Just another, ho-hum, gargantuan ninth-inning rally…
On Thursday, the Detroit Tigers put up an eight-spot in the ninth for the first time in 94 years, stunning the Tampa Bay Rays in a 10-7 win. The victory was the Tigers’ seventh in the last 10 games. It also happened to be the Rays’ 13th loss in their last 15 contests, and a rather cruel punctuation mark at that. ESPN Stats and Research tells us that prior to yesterday, teams trailing by five or more runs were 3-2,779 the last five years.
This seems like something that might happen about once per season, but it’s becoming a theme here in 2016. Frantic finishes with massive ninth-inning uprisings are almost a norm, it seems. Especially when you consider it wasn’t even the first time of the week.
A night earlier, the New York Yankees stunned the white-hot Texas Rangers, erasing a 7-3 deficit in their final at-bat with a six-run frame. Brian McCann, who had homered an inning earlier, tied the score with a three-run bomb two batters before Didi Gregorius went yard to complete the 9-7 win.
Sadly for Texas, it was deja vu all over again. Five days earlier, they let a 7-4 lead in the ninth slip away despite being a strike away from victory (sound familiar, Rangers fans?) against the Boston Red Sox. A double, homer, walk, single, and wild pitch turned the tides into an 8-7 Sox win in Arlington.
Of course, even with this recent flurry of ninth-inning magic, none of these games seemingly compared to May 28 at Kauffman Stadium. That afternoon, the Chicago White Sox appeared to be well on their way to a much-needed win over the Kansas City Royals. Instead, a 7-1 advantage turned into an absolute nightmare. Sox manager Robin Ventura brought in his closer, David Robertson, just to be safe. Instead, Robertson was charged with six earned runs while recording just one out. The Royals tallied seven runs and pulled out a shocking, 8-7 win.

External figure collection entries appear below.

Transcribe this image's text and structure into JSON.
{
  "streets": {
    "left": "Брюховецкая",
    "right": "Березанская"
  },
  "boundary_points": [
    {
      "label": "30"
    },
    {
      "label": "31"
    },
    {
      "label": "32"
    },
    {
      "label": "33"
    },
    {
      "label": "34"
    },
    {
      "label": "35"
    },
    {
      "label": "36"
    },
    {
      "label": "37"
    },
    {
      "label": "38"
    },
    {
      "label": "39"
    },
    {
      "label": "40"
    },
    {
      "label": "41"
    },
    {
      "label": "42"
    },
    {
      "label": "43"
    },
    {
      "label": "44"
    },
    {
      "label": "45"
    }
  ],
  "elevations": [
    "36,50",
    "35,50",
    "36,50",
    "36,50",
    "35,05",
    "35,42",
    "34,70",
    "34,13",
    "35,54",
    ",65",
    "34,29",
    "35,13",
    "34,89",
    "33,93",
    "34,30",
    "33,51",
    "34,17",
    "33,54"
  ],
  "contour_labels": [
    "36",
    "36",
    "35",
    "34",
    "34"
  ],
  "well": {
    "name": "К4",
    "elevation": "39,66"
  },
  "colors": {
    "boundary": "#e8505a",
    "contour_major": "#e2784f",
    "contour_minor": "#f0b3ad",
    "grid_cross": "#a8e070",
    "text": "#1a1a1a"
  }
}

At some point, we may see one of these comebacks trump the best of all time. This year’s Mariners did their best imitation of what happened against the historic 2001 squad back on June 2, albeit well before the ninth inning. Down 12-2 to the Padres in San Diego, the M’s scored five in the sixth and nine more in the seventh and ultimately won, 16-13. That closely resembled a Sunday night game on August 5, 2001, when the Mariners, who finished 116-46 that year, led 14-2 after six innings in Cleveland.
But the Indians scored three in the seventh, four in the eighth, then tied the game with five in the ninth. Jolbert Cabrera capped the remarkable comeback with a walk-off single in the 11th, and the Tribe had an unthinkable, 15-14 win.
So what does all this mean? For one, it is a message to fans and players alike that a game is never really over until it’s over. Also, it is another lesson that the last three outs are far and away the hardest in baseball to get. As much as these comebacks excite an offense, they are exponentially more devastating for the pitcher who choked that lead away. Losses like that can damage a pitcher’s psyche in the long run.
Even if we don’t see any more of these in 2016, we’ve already have a season’s worth this week.